Мать высовывается из окна.
— …у-голь-ник, — диктует она растерявшейся Энн.
— Ой, спасибо, миссис Моррис! — говорит Энн.
— Вот это правильно, — смеется миссис Моррис и возвращается к своим делам: надо включить электромагнитную щетку, чтоб вытянуло пыль в прихожей.
А в знойном воздухе колышутся детские голоса.
— Перекладина, — говорит Энн.
Затишье.
— Четыре, девять, семь. А, потом Бэ, потом Фэ, — деловито диктует издали Мышка. — Потом видка, и веревочка, и шеста… шесту… шестиугольник!
За обедом Мышка залпом проглотила стакан молока и кинулась к двери. Миссис Моррис хлопнула ладонью по столу.
— Сядь сию минуту, — велела она дочери. — Сейчас будет суп.

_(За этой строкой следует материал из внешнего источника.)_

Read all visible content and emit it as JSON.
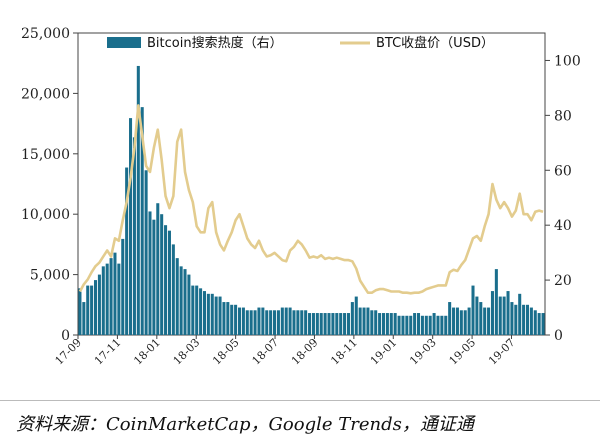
{
  "chart_data": {
    "type": "bar+line",
    "x_ticks": [
      "17-09",
      "17-11",
      "18-01",
      "18-03",
      "18-05",
      "18-07",
      "18-09",
      "18-11",
      "19-01",
      "19-03",
      "19-05",
      "19-07"
    ],
    "left_axis": {
      "ticks": [
        "0",
        "5,000",
        "10,000",
        "15,000",
        "20,000",
        "25,000"
      ],
      "ylim": [
        0,
        25000
      ]
    },
    "right_axis": {
      "ticks": [
        "0",
        "20",
        "40",
        "60",
        "80",
        "100"
      ],
      "ylim": [
        0,
        110
      ]
    },
    "legend_position": "top",
    "series": [
      {
        "name": "Bitcoin搜索热度（右）",
        "kind": "bar",
        "axis": "right",
        "color": "#1a6e8c",
        "values": [
          17,
          12,
          18,
          18,
          20,
          22,
          25,
          26,
          28,
          30,
          26,
          35,
          61,
          79,
          72,
          98,
          83,
          60,
          45,
          42,
          48,
          44,
          40,
          38,
          33,
          28,
          25,
          24,
          22,
          18,
          18,
          17,
          16,
          15,
          15,
          14,
          14,
          12,
          12,
          11,
          11,
          10,
          10,
          9,
          9,
          9,
          10,
          10,
          9,
          9,
          9,
          9,
          10,
          10,
          10,
          9,
          9,
          9,
          9,
          8,
          8,
          8,
          8,
          8,
          8,
          8,
          8,
          8,
          8,
          8,
          12,
          14,
          10,
          10,
          10,
          9,
          9,
          8,
          8,
          8,
          8,
          8,
          7,
          7,
          7,
          7,
          8,
          8,
          7,
          7,
          7,
          8,
          7,
          7,
          7,
          12,
          10,
          10,
          9,
          9,
          10,
          18,
          14,
          12,
          10,
          10,
          16,
          24,
          14,
          14,
          16,
          12,
          11,
          15,
          11,
          11,
          10,
          9,
          8,
          8
        ]
      },
      {
        "name": "BTC收盘价（USD）",
        "kind": "line",
        "axis": "left",
        "color": "#e3cc8e",
        "values": [
          3600,
          4200,
          4600,
          5200,
          5700,
          6000,
          6500,
          7000,
          6500,
          8000,
          7800,
          9500,
          11000,
          13000,
          15500,
          19000,
          16500,
          14000,
          13500,
          15500,
          17000,
          14500,
          11500,
          10500,
          11500,
          16000,
          17000,
          13500,
          12000,
          11000,
          9000,
          8500,
          8500,
          10500,
          11000,
          8500,
          7500,
          7000,
          7800,
          8500,
          9500,
          10000,
          9000,
          8000,
          7500,
          7200,
          7800,
          7000,
          6500,
          6600,
          6800,
          6500,
          6200,
          6100,
          7000,
          7300,
          7800,
          7500,
          7000,
          6400,
          6500,
          6400,
          6600,
          6300,
          6400,
          6300,
          6400,
          6300,
          6200,
          6200,
          6100,
          5500,
          4500,
          4000,
          3500,
          3500,
          3700,
          3800,
          3800,
          3700,
          3600,
          3600,
          3600,
          3500,
          3500,
          3450,
          3500,
          3500,
          3600,
          3800,
          3900,
          4000,
          4100,
          4100,
          4100,
          5200,
          5400,
          5300,
          5800,
          6200,
          7100,
          8000,
          8200,
          7800,
          9000,
          10000,
          12500,
          11200,
          10500,
          11000,
          10500,
          9800,
          10300,
          11700,
          10000,
          10000,
          9500,
          10200,
          10300,
          10200
        ]
      }
    ]
  },
  "source": "资料来源：CoinMarketCap，Google Trends，通证通"
}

Она нажала красную кнопку кухарки-автомата, и через десять секунд в резиновом приемнике что-то мягко стукнуло. Миссис Моррис открыла приемник, вынула запечатанную банку с двумя алюминиевыми ручками, мигом вскрыла ее и налила в чашку горячего супу.
Мышка ерзала на стуле.
— Скорей, мам! Тут дело о жизни и смерти, а ты…
— В твои годы я была такая же. Всегда дело о жизни и смерти. Я знаю.
Мышка торопливо глотала суп.
— Ешь помедленнее, — сказала мать.
— Не могу, меня Дрилл ждет.
— Кто это Дрилл? Странное имя.
— Ты его не знаешь, — сказала Мышка.
— Разве в нашем квартале поселился новый мальчик?
— Еще какой новый, — сказала Мышка, принимаясь за вторую порцию.
— Который же это — Дрнлл? Покажи, — сказала мать.
— Он там, — уклончиво ответила Мышка. — Ты будешь смеяться. Все только дразнятся да смеются. Фу, пропасть!
— Что же, этот Дрилл такой застенчивый?
— Да. Нет. Как сказать. Ох, мам, я побегу, а то у нас никакого вторжения не получится.
— А кто куда вторгается?
— Марсиане на Землю. Нет, они не совсем марсиане. Они… ну, не знаю. Вон оттуда, — она ткнула ложкой куда-то вверх.